In journalism, I can’t specify one name without the other, as there are a great number of journalists whose books and article I follow consistently in the Lebanese and Arab press.
In literature, I also read the works of many authors. However, I make sure to familiarize myself with the works of the Czech philosopher Milan Kundera, Sadek Jalal Al-Azm, and Yassin Al-Haj Saleh, particularly his work on the Syrian revolution.
Q: Do you participate in preparing the news bulletins and political interviews you conduct on the program Nharkom Sa’eed (“Good Day”), or do you leave this to others? Do you face pressure or rules and restrictions with regards to the questions and issues raised?
Participating in the preparation is an important and essential part of my work, so I make sure to discuss, contribute and brief myself on all matters and topics.

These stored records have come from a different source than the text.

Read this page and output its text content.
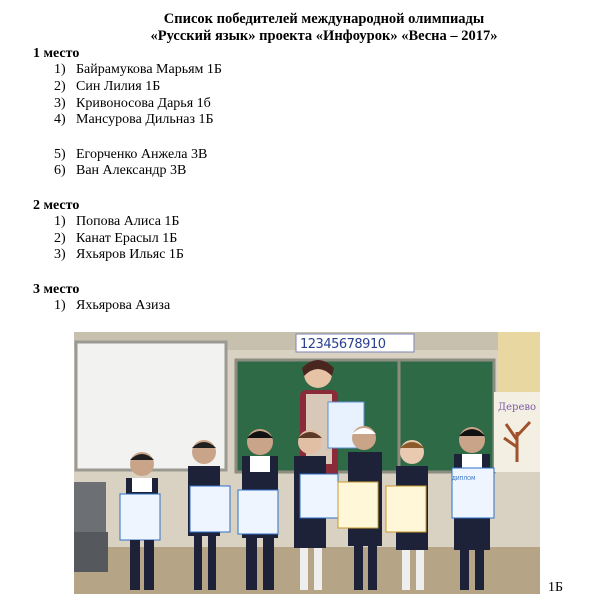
Список победителей международной олимпиады
«Русский язык» проекта «Инфоурок» «Весна – 2017»
1 место
1) Байрамукова Марьям 1Б
2) Син Лилия 1Б
3) Кривоносова Дарья 1б
4) Мансурова Дильназ 1Б
5) Егорченко Анжела 3В
6) Ван Александр 3В
2 место
1) Попова Алиса 1Б
2) Канат Ерасыл 1Б
3) Яхьяров Ильяс 1Б
3 место
1) Яхьярова Азиза
12345678910
Дерево
ДИПЛОМ
1Б
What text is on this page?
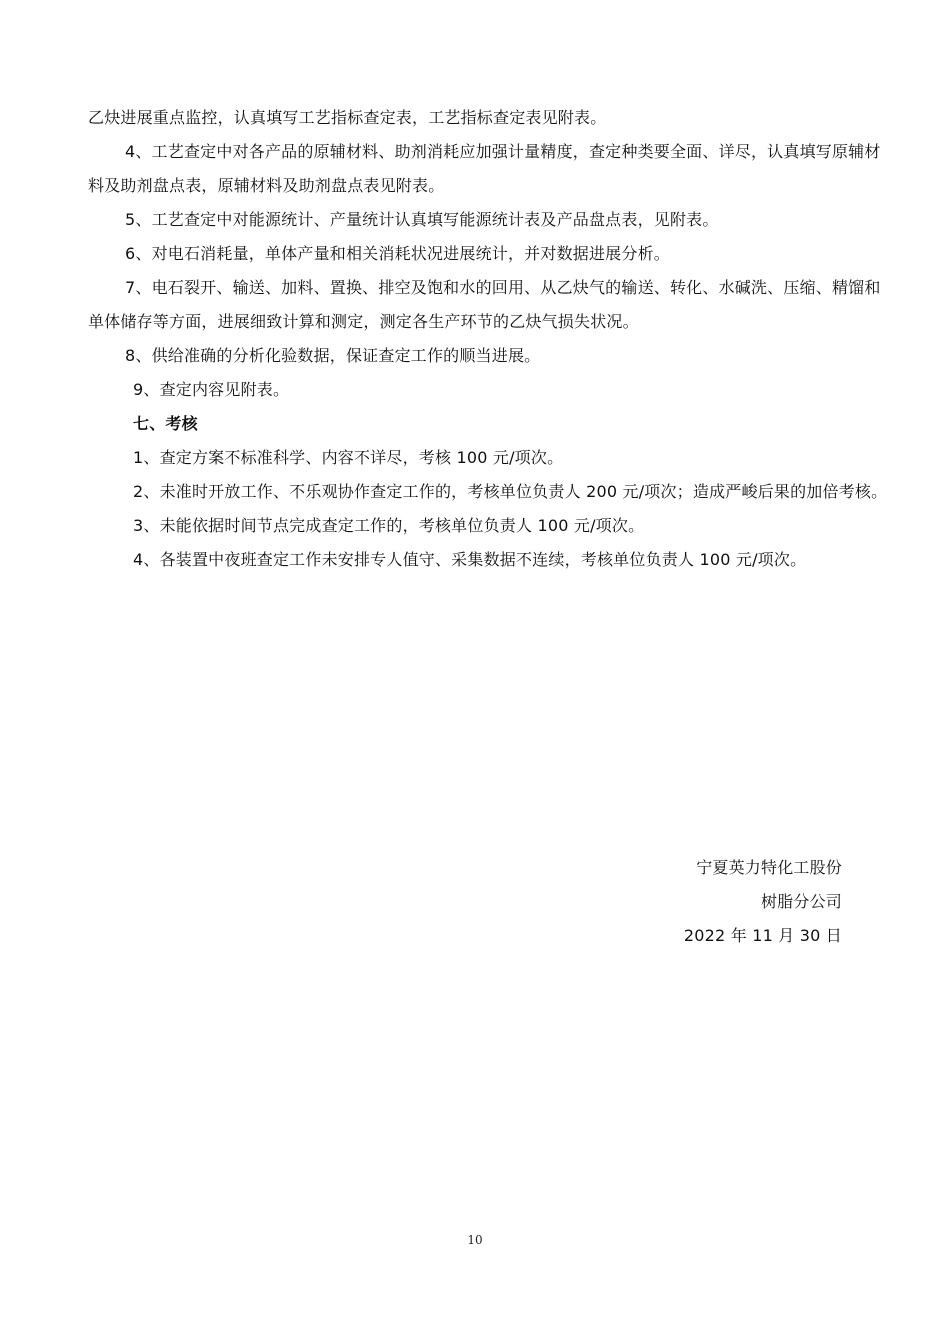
乙炔进展重点监控，认真填写工艺指标查定表，工艺指标查定表见附表。

4、工艺查定中对各产品的原辅材料、助剂消耗应加强计量精度，查定种类要全面、详尽，认真填写原辅材料及助剂盘点表，原辅材料及助剂盘点表见附表。

5、工艺查定中对能源统计、产量统计认真填写能源统计表及产品盘点表，见附表。

6、对电石消耗量，单体产量和相关消耗状况进展统计，并对数据进展分析。

7、电石裂开、输送、加料、置换、排空及饱和水的回用、从乙炔气的输送、转化、水碱洗、压缩、精馏和单体储存等方面，进展细致计算和测定，测定各生产环节的乙炔气损失状况。

8、供给准确的分析化验数据，保证查定工作的顺当进展。

9、查定内容见附表。

七、考核

1、查定方案不标准科学、内容不详尽，考核 100 元/项次。

2、未准时开放工作、不乐观协作查定工作的，考核单位负责人 200 元/项次；造成严峻后果的加倍考核。

3、未能依据时间节点完成查定工作的，考核单位负责人 100 元/项次。

4、各装置中夜班查定工作未安排专人值守、采集数据不连续，考核单位负责人 100 元/项次。

宁夏英力特化工股份
树脂分公司
2022 年 11 月 30 日
10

With this, I can confirm that I work without any pressure or “political regulations” imposed on me from the station.
Q: Does it bother you that when your name comes up, people mention your beauty before your career?
First of all, I believe beauty is relative, so some may consider me beautiful but others think otherwise. However, like any woman, it doesn’t bother me as long as it doesn’t get in the way of opinion regarding my work. I don’t depend on my looks and beauty is not a standard by which to evaluate a journalist.
Q: Do you resort to “self-criticism”? How would you criticize yourself today?
Of course I am critical of myself and I examine these criticisms with myself and with people close to me. But what I can emphasize is that I make sure to constantly develop myself regardless of my professional advancement or otherwise.
Q: How many hours do you work per week? And to what extent do you find yourself able to separate your professional life from your personal and social life?
I work 48 hours weekly, the amount of hours set forth by labor law. But there is no doubt that I “live for my work” and it is difficult to separate my career and social life in a country where political and security tensions require constant attention.
Q: How do you balance your work and family, and do you believe professional success should be at the expense of personal life?
There is no doubt that at times I feel guilty about my daughter, Yasmina. But I try as much as possible to balance family and career requirements, since the first is my life and the second is an essential part of my character and future.
Q: What do you think of modern media, and to what extent do you believe it is replacing the old ways?
Modern means of communication are becoming the foundation and source of up-to-date news. Ten years ago, we would wait until the evening or the next day to see the news. Therefore, traditional media is no longer effective in reporting news but rather searching for what’s behind the news, and this is a challenge in itself.
Q: Do you think that with such developments journalists and media professionals need to become more specialized?
There should be journalists who specialize in all kinds of subjects, and this is displayed in the media. . . . The media should be familiar with and have the ability to analyze, though briefly, all issues and subjects at hand.
Q: Is there a particular media outlet, whether written or audio-visual, that you consistently follow?
I try to follow as many media outlets as possible, depending on my time. With regards to the Syrian crisis today, I prioritize Al-Jazeera, Al-Arabiya, Sky News and the BBC.
Q: What advise can you give to young, aspiring journalists?
It is important to love the profession and to practice it with passion, as well as perseverance and consistent follow-up to develop one self and gain the trust of viewers.